Riverside Jam has ended. Cuppa and I worked our three volunteer shifts putting in about 23 hours of surveillance: mostly standing and peering at little armbands (coloured bracelets if you will) to determine colour and access privileges. Black, hardly a standout choice, was the dominant colour at our gate. You would not be stretching your imagination a whole lot to deduce that we must be a trifle weary this morning.
I could barely believe the influx of people for this event. We arrived for our first shift many hours before the first concert was scheduled to begin and the campgrounds already appeared to be full with all sorts of trailers of various levels of opulence. This was very impressive to a guy who can barely afford a tent. And as we later learned, the campgrounds spread a long, long way from the prime campground next to the river – in the very same quiet little park that Cuppa and I often frequent on a pleasant day.
So, it was a major event for this little town, and I must say that it was pretty darn well organized and run. Oh, there were glitches and some poor decisions that we soon became aware of at our gate. We spent time trying to prevent regular concert-goers from accessing the campgrounds, for example. We'd refuse (not so much me but the stick-to-the damn-rules folk) old couples entrance to the campgrounds (from the concert area) because they didn't have a camper to escort them, and we'd give kids (under twelve without passes) a hassle about getting back into the camp (from the concert area) because their parents were supposed to accompany them, but, lo and behold, the parents were already in the campgrounds. But then as the weekend progressed, guests of the sponsors could more or less come and go at will by simply mentioning the family name. Ah well, as I said, it was pretty well run on the whole. This is still only the third year of the event, and there remain some glitches to be ironed out.
What I heard of the music was pretty uneven. Some of the bigger performers didn't excite me too much. Some shouted songs with incomprehensible lyrics. The influence of Rock music on other genres is pretty doggone profound. Many of the acts, especially those who performed earlier in the day, were closer to traditional country, however, and were really quite pleasant to listen to. The main and closing act last night, Ricky Scaggs, was rather insipid and anticlimactic in my humble and untutored opinion, but the act before him, a group called Ambush, sounded very good to my ears.
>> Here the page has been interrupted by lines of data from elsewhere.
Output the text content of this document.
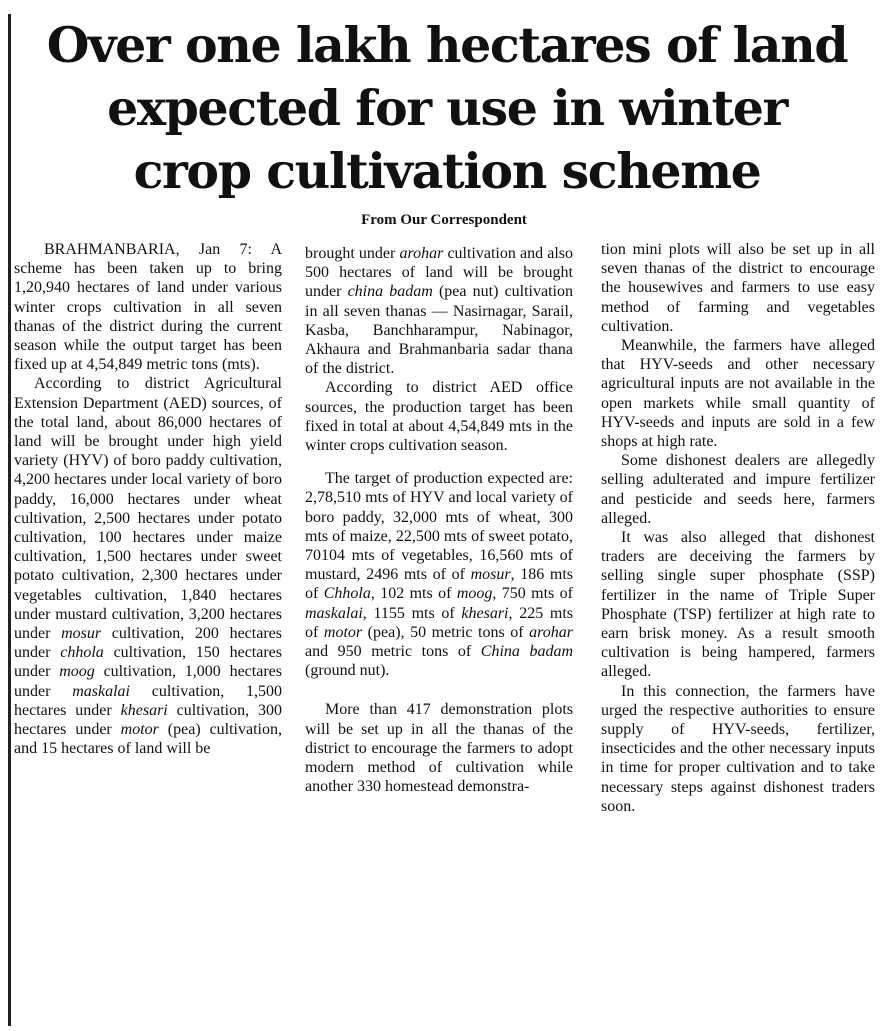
Over one lakh hectares of land
expected for use in winter
crop cultivation scheme
From Our Correspondent

BRAHMANBARIA, Jan 7: A scheme has been taken up to bring 1,20,940 hectares of land under various winter crops cultivation in all seven thanas of the district during the current season while the output target has been fixed up at 4,54,849 metric tons (mts).

According to district Agricultural Extension Department (AED) sources, of the total land, about 86,000 hectares of land will be brought under high yield variety (HYV) of boro paddy cultivation, 4,200 hectares under local variety of boro paddy, 16,000 hectares under wheat cultivation, 2,500 hectares under potato cultivation, 100 hectares under maize cultivation, 1,500 hectares under sweet potato cultivation, 2,300 hectares under vegetables cultivation, 1,840 hectares under mustard cultivation, 3,200 hectares under mosur cultivation, 200 hectares under chhola cultivation, 150 hectares under moog cultivation, 1,000 hectares under maskalai cultivation, 1,500 hectares under khesari cultivation, 300 hectares under motor (pea) cultivation, and 15 hectares of land will be

brought under arohar cultivation and also 500 hectares of land will be brought under china badam (pea nut) cultivation in all seven thanas — Nasirnagar, Sarail, Kasba, Banchharampur, Nabinagor, Akhaura and Brahmanbaria sadar thana of the district.

According to district AED office sources, the production target has been fixed in total at about 4,54,849 mts in the winter crops cultivation season.

The target of production expected are: 2,78,510 mts of HYV and local variety of boro paddy, 32,000 mts of wheat, 300 mts of maize, 22,500 mts of sweet potato, 70104 mts of vegetables, 16,560 mts of mustard, 2496 mts of of mosur, 186 mts of Chhola, 102 mts of moog, 750 mts of maskalai, 1155 mts of khesari, 225 mts of motor (pea), 50 metric tons of arohar and 950 metric tons of China badam (ground nut).

More than 417 demonstration plots will be set up in all the thanas of the district to encourage the farmers to adopt modern method of cultivation while another 330 homestead demonstra-

tion mini plots will also be set up in all seven thanas of the district to encourage the housewives and farmers to use easy method of farming and vegetables cultivation.

Meanwhile, the farmers have alleged that HYV-seeds and other necessary agricultural inputs are not available in the open markets while small quantity of HYV-seeds and inputs are sold in a few shops at high rate.

Some dishonest dealers are allegedly selling adulterated and impure fertilizer and pesticide and seeds here, farmers alleged.

It was also alleged that dishonest traders are deceiving the farmers by selling single super phosphate (SSP) fertilizer in the name of Triple Super Phosphate (TSP) fertilizer at high rate to earn brisk money. As a result smooth cultivation is being hampered, farmers alleged.

In this connection, the farmers have urged the respective authorities to ensure supply of HYV-seeds, fertilizer, insecticides and the other necessary inputs in time for proper cultivation and to take necessary steps against dishonest traders soon.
Things got a little bit hectic last night. It was hard to keep control of our gate. There were those who faked armbands, and I'm sure that some of them got by us. Of course, some kids got a little rowdy, but Response Security was pretty on the ball, and nothing got very out of hand. Really though, with thousands of people on a small area and with much alcohol being consumed most people were happy, friendly and compliant. I would never ever ever never contemplate working at a Rock venue, however. Uh uh.
Final wonderment: how do people afford to drink like they do? Beer was selling for $4.50 per glass, and it was being consumed prodigiously. Some were deep into it all weekend it seemed. I could never afford to be a drunk.